この他、指定ルールが適用される再エネ発電事業者に対して年間30日の上限を超えて出力制御を行う場合には、公平性の観点から、日数制御および時間制御が適用される発電事業者に可能な限り上限まてで出力制御を行うことを原則にする。ただし、出力制御量確保の必要性から、日数制御および時間制御が用される再エネ発電事業者は、上限まで出力制御を行わない場合かがあっても、公平性に反することにはならないとしている(図2)。
なお、住宅用の太陽光発電については、まず10kW以上の設備を対象に制御を行い、その上で必要な場合において、10kW未満の案件に対しても出力制御を行う。
一方で、規模も運営主体も異なる多数の再生可能エネルギー発電設備に対して、同じ時間数で出力制御を行うことには課題がある点にも言及している。その解決策として、実際の出力制御は柔軟に出力制御が可能な大規模の設備に限定し、その他については損失分の対価支払うことで、出力制御を経済的に調整する手法も検討していく方針だ。

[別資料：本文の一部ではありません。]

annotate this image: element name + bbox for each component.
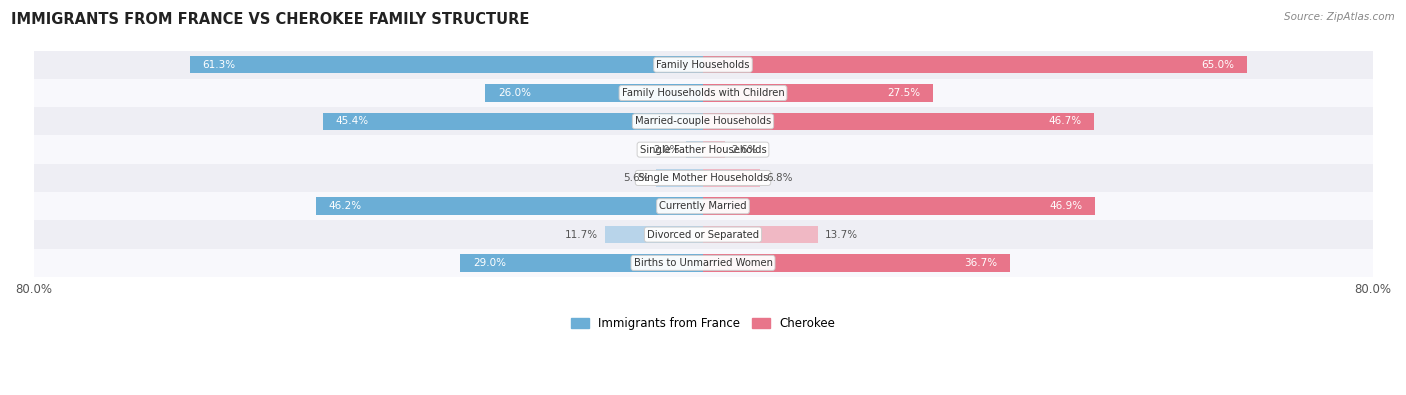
Text: Family Households with Children: Family Households with Children (621, 88, 785, 98)
Text: Currently Married: Currently Married (659, 201, 747, 211)
Bar (703, 84, 934, 102)
Bar (703, 226, 818, 243)
Text: 13.7%: 13.7% (824, 229, 858, 240)
Text: 61.3%: 61.3% (202, 60, 236, 70)
Text: Births to Unmarried Women: Births to Unmarried Women (634, 258, 772, 268)
Bar (323, 113, 703, 130)
Bar (34, 192, 1372, 220)
Text: IMMIGRANTS FROM FRANCE VS CHEROKEE FAMILY STRUCTURE: IMMIGRANTS FROM FRANCE VS CHEROKEE FAMIL… (11, 12, 530, 27)
Bar (703, 254, 1010, 272)
Bar (703, 56, 1247, 73)
Text: 46.7%: 46.7% (1047, 117, 1081, 126)
Text: 6.8%: 6.8% (766, 173, 793, 183)
Bar (34, 79, 1372, 107)
Bar (686, 141, 703, 158)
Bar (34, 135, 1372, 164)
Bar (703, 169, 759, 187)
Text: Source: ZipAtlas.com: Source: ZipAtlas.com (1284, 12, 1395, 22)
Text: Single Mother Households: Single Mother Households (638, 173, 768, 183)
Text: 36.7%: 36.7% (965, 258, 998, 268)
Text: Single Father Households: Single Father Households (640, 145, 766, 154)
Legend: Immigrants from France, Cherokee: Immigrants from France, Cherokee (567, 312, 839, 335)
Bar (703, 113, 1094, 130)
Text: 27.5%: 27.5% (887, 88, 921, 98)
Text: 46.2%: 46.2% (329, 201, 361, 211)
Text: 26.0%: 26.0% (498, 88, 531, 98)
Bar (605, 226, 703, 243)
Text: Divorced or Separated: Divorced or Separated (647, 229, 759, 240)
Text: 2.6%: 2.6% (731, 145, 758, 154)
Text: Married-couple Households: Married-couple Households (636, 117, 770, 126)
Text: 46.9%: 46.9% (1050, 201, 1083, 211)
Bar (190, 56, 703, 73)
Bar (34, 220, 1372, 249)
Bar (703, 141, 724, 158)
Text: 65.0%: 65.0% (1201, 60, 1234, 70)
Bar (657, 169, 703, 187)
Bar (34, 51, 1372, 79)
Bar (703, 198, 1095, 215)
Text: 45.4%: 45.4% (336, 117, 368, 126)
Text: 5.6%: 5.6% (623, 173, 650, 183)
Bar (34, 107, 1372, 135)
Text: 2.0%: 2.0% (654, 145, 679, 154)
Bar (34, 249, 1372, 277)
Bar (34, 164, 1372, 192)
Text: 29.0%: 29.0% (472, 258, 506, 268)
Text: 11.7%: 11.7% (565, 229, 599, 240)
Bar (485, 84, 703, 102)
Text: Family Households: Family Households (657, 60, 749, 70)
Bar (460, 254, 703, 272)
Bar (316, 198, 703, 215)
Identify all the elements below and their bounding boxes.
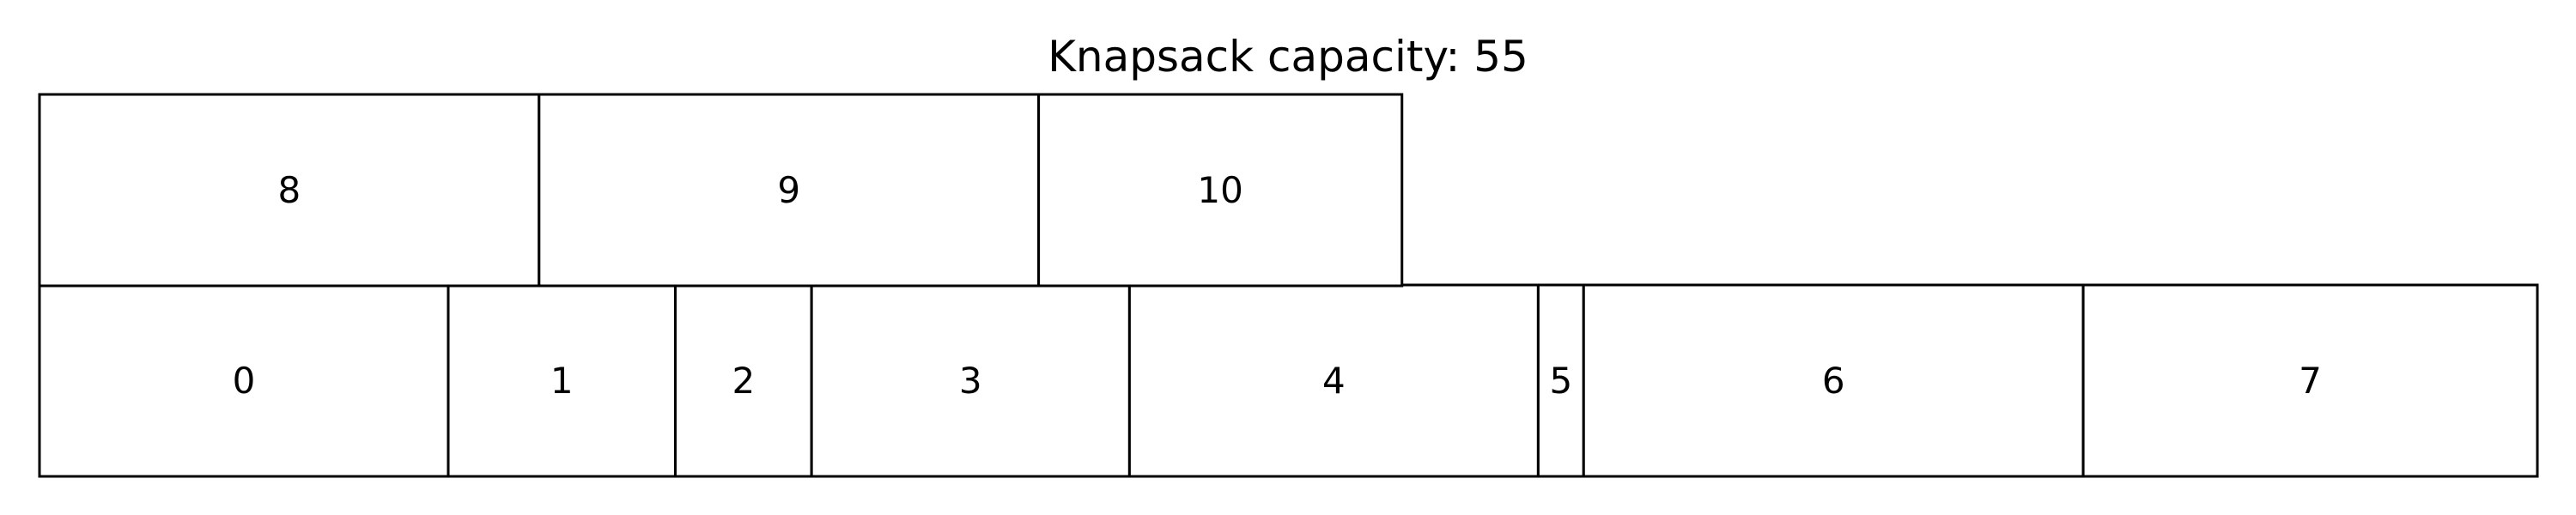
item-label: 0 — [233, 360, 256, 402]
item-label: 8 — [278, 169, 301, 211]
item-label: 9 — [777, 169, 800, 211]
item-label: 10 — [1197, 169, 1242, 211]
knapsack-item: 9 — [538, 93, 1041, 288]
knapsack-item: 2 — [673, 283, 813, 478]
item-label: 4 — [1322, 360, 1346, 402]
knapsack-item: 5 — [1536, 283, 1585, 478]
knapsack-item: 0 — [38, 283, 450, 478]
item-box — [538, 93, 1041, 288]
item-box — [673, 283, 813, 478]
item-box — [1582, 283, 2085, 478]
item-label: 5 — [1549, 360, 1572, 402]
item-label: 3 — [959, 360, 982, 402]
knapsack-item: 7 — [2081, 283, 2539, 478]
item-box — [810, 283, 1131, 478]
item-box — [38, 93, 541, 288]
knapsack-item: 3 — [810, 283, 1131, 478]
knapsack-item: 1 — [447, 283, 677, 478]
item-box — [1536, 283, 1585, 478]
knapsack-item: 6 — [1582, 283, 2085, 478]
knapsack-item: 8 — [38, 93, 541, 288]
item-box — [1127, 283, 1540, 478]
item-box — [2081, 283, 2539, 478]
item-box — [38, 283, 450, 478]
item-box — [1037, 93, 1404, 288]
knapsack-item: 10 — [1037, 93, 1404, 288]
item-label: 7 — [2299, 360, 2322, 402]
item-label: 6 — [1822, 360, 1845, 402]
item-label: 1 — [550, 360, 574, 402]
diagram-title: Knapsack capacity: 55 — [1048, 32, 1528, 82]
knapsack-item: 4 — [1127, 283, 1540, 478]
item-label: 2 — [732, 360, 755, 402]
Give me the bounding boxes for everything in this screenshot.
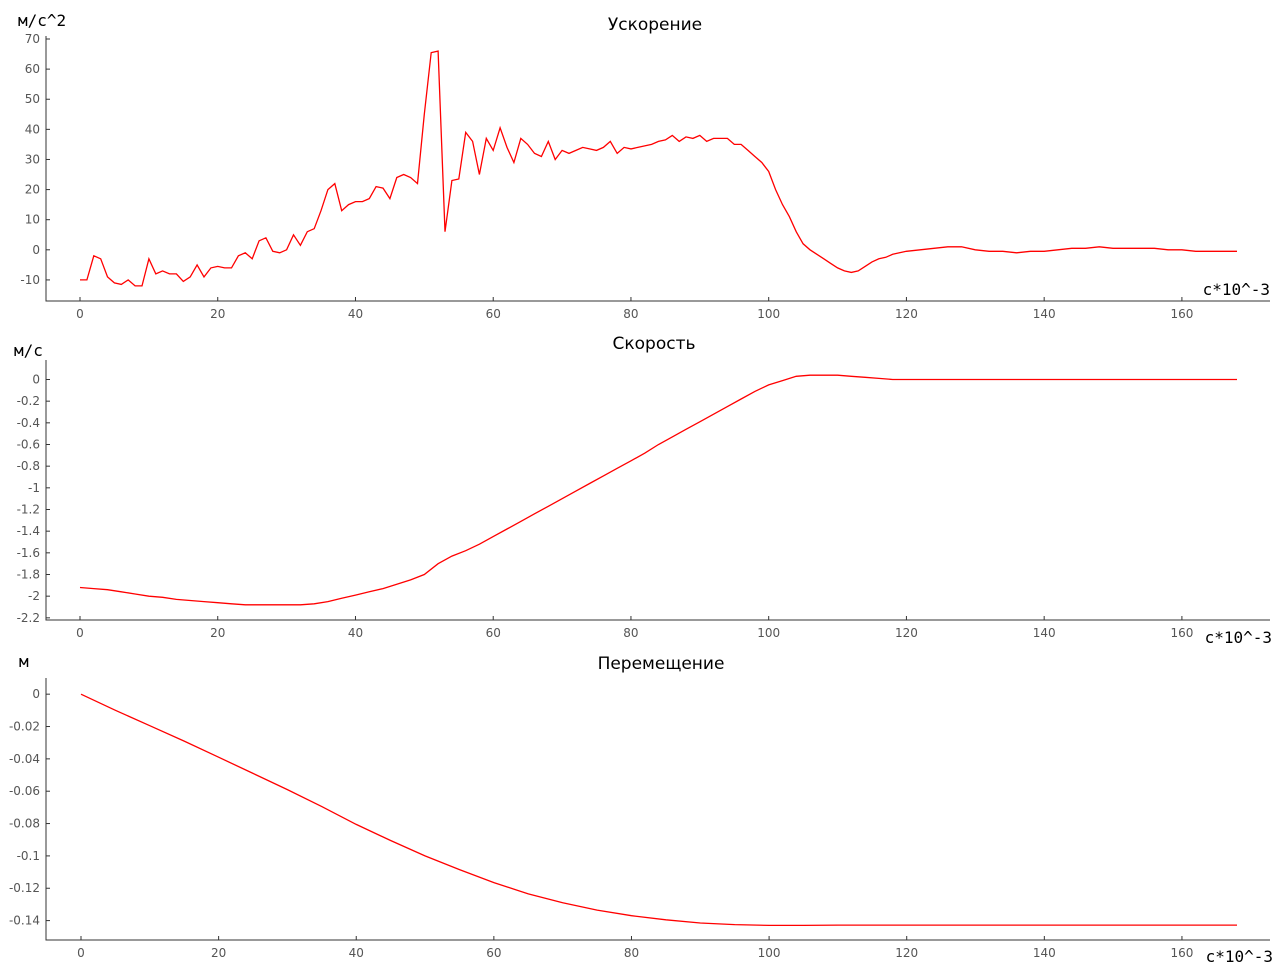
displacement-y-tick-label: -0.12 xyxy=(9,881,40,895)
acceleration-chart: Ускорение м/с^2 с*10^-3 0 20 40 60 80 100 120 1… xyxy=(18,11,1270,321)
acceleration-xlabel: с*10^-3 xyxy=(1203,280,1270,299)
velocity-y-tick-label: -2 xyxy=(28,589,40,603)
acceleration-y-tick-label: 20 xyxy=(25,183,40,197)
displacement-series-line xyxy=(81,694,1237,925)
acceleration-y-tick-label: 70 xyxy=(25,32,40,46)
velocity-x-tick-label: 40 xyxy=(348,626,363,640)
acceleration-y-tick-label: 50 xyxy=(25,92,40,106)
acceleration-y-tick-label: 0 xyxy=(32,243,40,257)
acceleration-x-tick-label: 0 xyxy=(76,307,84,321)
velocity-chart: Скорость м/с с*10^-3 0 20 40 60 80 100 120 140 1… xyxy=(14,334,1272,647)
velocity-x-tick-label: 120 xyxy=(895,626,918,640)
acceleration-x-tick-label: 20 xyxy=(210,307,225,321)
displacement-y-tick-label: -0.04 xyxy=(9,752,40,766)
displacement-y-tick-label: -0.1 xyxy=(17,849,40,863)
acceleration-series-line xyxy=(80,51,1237,286)
velocity-y-tick-label: -0.8 xyxy=(17,459,40,473)
acceleration-chart-title: Ускорение xyxy=(608,15,702,35)
acceleration-marks: 0 20 40 60 80 100 120 140 160 -10 0 10 20 30 40 50 60 70 xyxy=(20,32,1270,321)
displacement-chart-title: Перемещение xyxy=(598,654,725,674)
acceleration-x-tick-label: 160 xyxy=(1170,307,1193,321)
displacement-ylabel: м xyxy=(19,652,29,671)
velocity-y-tick-label: -1.2 xyxy=(17,503,40,517)
velocity-axes xyxy=(46,360,1270,620)
velocity-y-tick-label: -2.2 xyxy=(17,611,40,625)
displacement-xlabel: с*10^-3 xyxy=(1206,947,1273,966)
displacement-x-tick-label: 0 xyxy=(77,946,85,960)
acceleration-x-tick-label: 100 xyxy=(757,307,780,321)
velocity-y-tick-label: -0.2 xyxy=(17,394,40,408)
displacement-y-tick-label: -0.02 xyxy=(9,720,40,734)
displacement-y-tick-label: -0.06 xyxy=(9,784,40,798)
velocity-xlabel: с*10^-3 xyxy=(1205,628,1272,647)
velocity-x-tick-label: 0 xyxy=(76,626,84,640)
displacement-x-tick-label: 60 xyxy=(486,946,501,960)
displacement-x-tick-label: 40 xyxy=(349,946,364,960)
displacement-y-tick-label: 0 xyxy=(32,687,40,701)
displacement-x-tick-label: 100 xyxy=(758,946,781,960)
acceleration-y-tick-label: -10 xyxy=(20,273,40,287)
acceleration-x-tick-label: 140 xyxy=(1033,307,1056,321)
acceleration-y-tick-label: 40 xyxy=(25,122,40,136)
acceleration-x-tick-label: 80 xyxy=(623,307,638,321)
velocity-y-tick-label: -1.8 xyxy=(17,568,40,582)
acceleration-ylabel: м/с^2 xyxy=(18,11,66,30)
displacement-marks: 0 20 40 60 80 100 120 140 160 -0.14 -0.12 -0.1 -0.08… xyxy=(9,678,1270,960)
acceleration-x-tick-label: 120 xyxy=(895,307,918,321)
displacement-y-tick-label: -0.14 xyxy=(9,914,40,928)
acceleration-y-tick-label: 10 xyxy=(25,213,40,227)
velocity-x-tick-label: 100 xyxy=(757,626,780,640)
velocity-y-tick-label: 0 xyxy=(32,373,40,387)
displacement-x-tick-label: 160 xyxy=(1170,946,1193,960)
velocity-y-tick-label: -1.4 xyxy=(17,524,40,538)
velocity-y-tick-label: -0.4 xyxy=(17,416,40,430)
acceleration-x-tick-label: 60 xyxy=(486,307,501,321)
velocity-x-tick-label: 140 xyxy=(1033,626,1056,640)
velocity-marks: 0 20 40 60 80 100 120 140 160 -2.2 -2 -1.8 -1.6 -1.4 -… xyxy=(17,360,1270,640)
velocity-x-tick-label: 160 xyxy=(1170,626,1193,640)
displacement-x-tick-label: 140 xyxy=(1033,946,1056,960)
displacement-x-tick-label: 120 xyxy=(895,946,918,960)
displacement-axes xyxy=(46,678,1270,940)
displacement-y-tick-label: -0.08 xyxy=(9,817,40,831)
velocity-y-tick-label: -1 xyxy=(28,481,40,495)
velocity-x-tick-label: 60 xyxy=(486,626,501,640)
acceleration-y-tick-label: 30 xyxy=(25,152,40,166)
velocity-y-tick-label: -0.6 xyxy=(17,438,40,452)
velocity-ylabel: м/с xyxy=(14,341,43,360)
velocity-series-line xyxy=(80,375,1237,605)
displacement-x-tick-label: 80 xyxy=(624,946,639,960)
displacement-x-tick-label: 20 xyxy=(211,946,226,960)
acceleration-x-tick-label: 40 xyxy=(348,307,363,321)
velocity-x-tick-label: 20 xyxy=(210,626,225,640)
velocity-x-tick-label: 80 xyxy=(623,626,638,640)
acceleration-axes xyxy=(46,36,1270,301)
velocity-y-tick-label: -1.6 xyxy=(17,546,40,560)
displacement-chart: Перемещение м с*10^-3 0 20 40 60 80 100 120 140… xyxy=(9,652,1273,966)
velocity-chart-title: Скорость xyxy=(613,334,696,354)
acceleration-y-tick-label: 60 xyxy=(25,62,40,76)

この手法については、逸失電力量の算定方法、買い取り価格の異なる電源間の調整方法などについて、引き続き実務的な段階にあるため、総合資源エネルギー調査会の審議会などにおいて議論を続けていく。
ガイドライン案ではこの他、指定電気事業者が行う出力制御の見通しの公表方法や、出力制御を行った場合に一般送配電事業者が行う情報の公表、出力制御の実施結果に対する広域機関の検証方法などについても言及している。パブリックコメントの募集期間は2017年3月17日までで、意見は政府が開設している「e−Gov」からの意見提出フォーム、郵送、FAXで受け付ける。